CN115335875A - Integrated electrical enclosure - Google Patents

Abstract

An integrated electrical enclosure for a vehicle is disclosed. The integrated electrical enclosure (100) has a housing (110), the housing (110) having a first chamber (110 a) for receiving a diagnostic port (120) and a second chamber (110 b) for receiving a low voltage power outlet (130). Thus, the first chamber (110 a) has a first opening (112 a) for receiving a diagnostic adapter connectable to the diagnostic port (120). Further, the second chamber (110 b) has: a first inlet (114 a) for receiving a plug connectable to a low voltage power outlet (130); and a second inlet (114 b) for receiving at least one pair of electrical wires from the vehicle wiring system (400) and connected to the low voltage receptacle (120).

Description

Integrated electrical enclosure

Technical Field

The invention relates to an integrated electrical enclosure for a diagnostic port and a low-voltage power outlet of a vehicle

Background

Vehicles such as two-wheelers, light trucks, etc. often include on-board diagnostic (OBD) systems provided by the respective manufacturers. These diagnostic systems monitor various parameters that affect the overall function of the vehicle and generate data for further processing.

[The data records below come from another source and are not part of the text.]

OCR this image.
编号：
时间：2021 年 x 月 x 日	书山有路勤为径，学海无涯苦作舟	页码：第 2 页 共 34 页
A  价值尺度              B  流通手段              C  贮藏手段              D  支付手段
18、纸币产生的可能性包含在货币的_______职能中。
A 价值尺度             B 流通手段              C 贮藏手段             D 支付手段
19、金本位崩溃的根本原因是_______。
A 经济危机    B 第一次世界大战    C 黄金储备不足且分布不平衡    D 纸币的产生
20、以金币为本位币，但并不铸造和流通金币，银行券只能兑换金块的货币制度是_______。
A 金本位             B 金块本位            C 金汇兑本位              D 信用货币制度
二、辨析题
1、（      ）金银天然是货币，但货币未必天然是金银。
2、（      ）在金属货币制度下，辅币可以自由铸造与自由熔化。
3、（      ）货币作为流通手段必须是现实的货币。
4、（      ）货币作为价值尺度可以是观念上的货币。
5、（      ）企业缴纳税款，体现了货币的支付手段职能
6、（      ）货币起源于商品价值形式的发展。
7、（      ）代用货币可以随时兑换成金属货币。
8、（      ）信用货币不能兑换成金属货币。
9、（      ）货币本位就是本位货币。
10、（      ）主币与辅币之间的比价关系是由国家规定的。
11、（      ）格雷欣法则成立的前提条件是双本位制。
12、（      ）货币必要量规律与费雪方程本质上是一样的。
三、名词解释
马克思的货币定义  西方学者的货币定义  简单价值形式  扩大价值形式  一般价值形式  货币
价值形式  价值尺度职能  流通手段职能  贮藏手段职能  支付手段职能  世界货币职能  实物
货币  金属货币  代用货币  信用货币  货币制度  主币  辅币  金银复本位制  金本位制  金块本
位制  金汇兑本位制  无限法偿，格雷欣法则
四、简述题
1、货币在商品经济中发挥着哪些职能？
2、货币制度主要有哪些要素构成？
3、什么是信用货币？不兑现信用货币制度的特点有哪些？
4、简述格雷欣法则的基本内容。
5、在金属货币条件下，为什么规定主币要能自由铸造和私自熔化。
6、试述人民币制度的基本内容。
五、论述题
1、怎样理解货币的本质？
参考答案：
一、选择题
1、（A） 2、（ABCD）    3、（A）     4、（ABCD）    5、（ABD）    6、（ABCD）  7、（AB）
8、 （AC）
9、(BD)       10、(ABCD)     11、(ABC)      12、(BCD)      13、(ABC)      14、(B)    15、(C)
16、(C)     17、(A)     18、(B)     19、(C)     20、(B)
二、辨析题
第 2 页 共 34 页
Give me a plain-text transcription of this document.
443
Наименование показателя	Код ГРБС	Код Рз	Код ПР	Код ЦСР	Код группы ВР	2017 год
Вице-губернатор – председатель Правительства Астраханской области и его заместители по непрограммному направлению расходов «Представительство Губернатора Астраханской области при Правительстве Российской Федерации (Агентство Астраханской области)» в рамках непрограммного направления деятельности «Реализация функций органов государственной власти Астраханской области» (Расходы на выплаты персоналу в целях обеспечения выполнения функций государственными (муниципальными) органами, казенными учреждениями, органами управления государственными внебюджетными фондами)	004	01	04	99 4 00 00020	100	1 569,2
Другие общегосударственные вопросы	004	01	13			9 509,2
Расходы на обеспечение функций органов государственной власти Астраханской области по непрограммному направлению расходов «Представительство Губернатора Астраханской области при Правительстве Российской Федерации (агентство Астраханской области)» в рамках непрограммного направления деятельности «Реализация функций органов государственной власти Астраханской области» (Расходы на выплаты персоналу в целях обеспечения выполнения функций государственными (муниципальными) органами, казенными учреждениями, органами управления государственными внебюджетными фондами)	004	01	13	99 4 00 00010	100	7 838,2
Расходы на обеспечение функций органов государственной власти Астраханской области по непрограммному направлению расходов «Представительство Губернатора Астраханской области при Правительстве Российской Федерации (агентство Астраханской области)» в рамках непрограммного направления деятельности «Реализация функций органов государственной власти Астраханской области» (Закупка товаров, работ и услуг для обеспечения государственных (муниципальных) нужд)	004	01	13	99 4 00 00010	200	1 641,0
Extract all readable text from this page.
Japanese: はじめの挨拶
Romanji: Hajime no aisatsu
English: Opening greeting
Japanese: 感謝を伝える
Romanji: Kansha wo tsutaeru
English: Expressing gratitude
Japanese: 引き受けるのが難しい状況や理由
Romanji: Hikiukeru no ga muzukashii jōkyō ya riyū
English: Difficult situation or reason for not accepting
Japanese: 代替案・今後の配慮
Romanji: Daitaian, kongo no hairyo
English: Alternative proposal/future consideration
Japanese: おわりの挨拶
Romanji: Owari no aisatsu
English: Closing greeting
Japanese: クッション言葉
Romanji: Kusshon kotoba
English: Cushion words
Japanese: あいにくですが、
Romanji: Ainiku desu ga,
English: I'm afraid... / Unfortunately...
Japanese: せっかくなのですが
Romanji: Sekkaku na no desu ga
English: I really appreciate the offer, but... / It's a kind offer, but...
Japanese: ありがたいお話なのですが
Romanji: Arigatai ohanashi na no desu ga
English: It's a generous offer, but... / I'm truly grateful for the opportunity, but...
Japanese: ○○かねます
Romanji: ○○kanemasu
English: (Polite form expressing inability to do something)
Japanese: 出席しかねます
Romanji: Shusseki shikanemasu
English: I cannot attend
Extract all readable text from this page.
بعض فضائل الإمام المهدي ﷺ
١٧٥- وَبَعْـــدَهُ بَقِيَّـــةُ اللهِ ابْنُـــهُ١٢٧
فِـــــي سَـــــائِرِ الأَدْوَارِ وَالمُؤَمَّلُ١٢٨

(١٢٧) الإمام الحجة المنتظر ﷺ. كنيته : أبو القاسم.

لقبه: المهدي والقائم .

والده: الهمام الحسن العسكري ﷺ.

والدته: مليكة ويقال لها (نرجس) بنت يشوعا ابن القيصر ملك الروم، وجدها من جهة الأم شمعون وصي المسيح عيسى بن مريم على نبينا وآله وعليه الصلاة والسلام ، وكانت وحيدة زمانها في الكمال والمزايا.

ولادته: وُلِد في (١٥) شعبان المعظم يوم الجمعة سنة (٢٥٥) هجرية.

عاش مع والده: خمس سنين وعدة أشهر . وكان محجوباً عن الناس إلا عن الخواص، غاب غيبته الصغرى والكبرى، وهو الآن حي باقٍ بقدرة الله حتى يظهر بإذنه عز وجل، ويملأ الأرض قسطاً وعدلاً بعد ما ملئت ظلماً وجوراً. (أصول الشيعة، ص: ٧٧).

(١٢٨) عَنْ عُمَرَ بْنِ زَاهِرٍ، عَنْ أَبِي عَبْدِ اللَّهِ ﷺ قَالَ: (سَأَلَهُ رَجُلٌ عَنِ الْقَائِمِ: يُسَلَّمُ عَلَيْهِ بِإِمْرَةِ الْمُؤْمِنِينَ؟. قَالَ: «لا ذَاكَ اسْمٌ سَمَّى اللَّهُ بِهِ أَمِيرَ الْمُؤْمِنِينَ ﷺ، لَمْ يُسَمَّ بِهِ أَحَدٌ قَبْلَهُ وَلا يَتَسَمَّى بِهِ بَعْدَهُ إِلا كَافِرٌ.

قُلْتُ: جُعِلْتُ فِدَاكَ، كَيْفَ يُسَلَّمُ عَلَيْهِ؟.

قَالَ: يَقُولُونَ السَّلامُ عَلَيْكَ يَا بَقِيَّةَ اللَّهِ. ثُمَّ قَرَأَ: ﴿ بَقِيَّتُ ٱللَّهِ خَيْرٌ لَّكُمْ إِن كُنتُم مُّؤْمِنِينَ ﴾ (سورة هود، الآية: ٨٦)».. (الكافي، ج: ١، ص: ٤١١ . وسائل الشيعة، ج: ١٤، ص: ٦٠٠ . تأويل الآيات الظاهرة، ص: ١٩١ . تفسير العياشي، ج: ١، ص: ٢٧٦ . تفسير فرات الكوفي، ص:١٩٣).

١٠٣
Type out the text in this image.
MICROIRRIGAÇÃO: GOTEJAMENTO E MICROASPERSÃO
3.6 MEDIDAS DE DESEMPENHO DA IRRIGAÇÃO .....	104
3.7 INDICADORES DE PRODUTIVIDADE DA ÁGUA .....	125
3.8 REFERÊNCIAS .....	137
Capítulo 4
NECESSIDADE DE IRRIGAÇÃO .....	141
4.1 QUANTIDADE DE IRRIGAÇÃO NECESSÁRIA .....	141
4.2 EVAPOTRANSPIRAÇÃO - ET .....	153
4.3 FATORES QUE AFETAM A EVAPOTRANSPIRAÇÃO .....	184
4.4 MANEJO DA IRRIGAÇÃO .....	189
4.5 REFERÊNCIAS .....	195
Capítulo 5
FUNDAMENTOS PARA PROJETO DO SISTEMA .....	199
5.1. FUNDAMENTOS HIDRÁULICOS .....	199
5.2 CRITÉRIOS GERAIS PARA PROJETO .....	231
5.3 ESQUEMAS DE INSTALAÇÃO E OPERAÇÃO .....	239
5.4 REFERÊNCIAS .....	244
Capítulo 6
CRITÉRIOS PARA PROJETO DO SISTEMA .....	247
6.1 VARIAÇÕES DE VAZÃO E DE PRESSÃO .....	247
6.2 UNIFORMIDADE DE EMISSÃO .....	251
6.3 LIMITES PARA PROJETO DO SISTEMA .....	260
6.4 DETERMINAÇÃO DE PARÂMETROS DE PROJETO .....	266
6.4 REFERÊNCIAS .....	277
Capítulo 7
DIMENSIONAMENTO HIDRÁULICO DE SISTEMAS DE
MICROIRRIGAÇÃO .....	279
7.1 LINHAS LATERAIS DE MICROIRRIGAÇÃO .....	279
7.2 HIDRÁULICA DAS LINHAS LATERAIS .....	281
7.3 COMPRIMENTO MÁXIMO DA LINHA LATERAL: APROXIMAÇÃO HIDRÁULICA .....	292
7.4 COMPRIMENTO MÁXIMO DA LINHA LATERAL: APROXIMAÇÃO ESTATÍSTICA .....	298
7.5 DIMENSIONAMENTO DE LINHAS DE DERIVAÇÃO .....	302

Generally, OBD systems have an onboard network of sensors that monitor the vehicle's electrical, mechanical, and exhaust systems and in response generate data that is processed by the vehicle control unit. The data is used, for example, to detect a malfunction or deterioration in vehicle performance.

Thus, OBD systems include standardized connectors, referred to as "OBD connectors," which provide access to data processed by the control unit. In this regard, the OBD connector is connected to a part-side connector that is further connected to the vehicle wiring system. The vehicle wiring system allows data communication from the control unit to the OBD connector. A conventional scanning tool may be inserted into the OBD connector to retrieve diagnostic data from the control unit of the vehicle.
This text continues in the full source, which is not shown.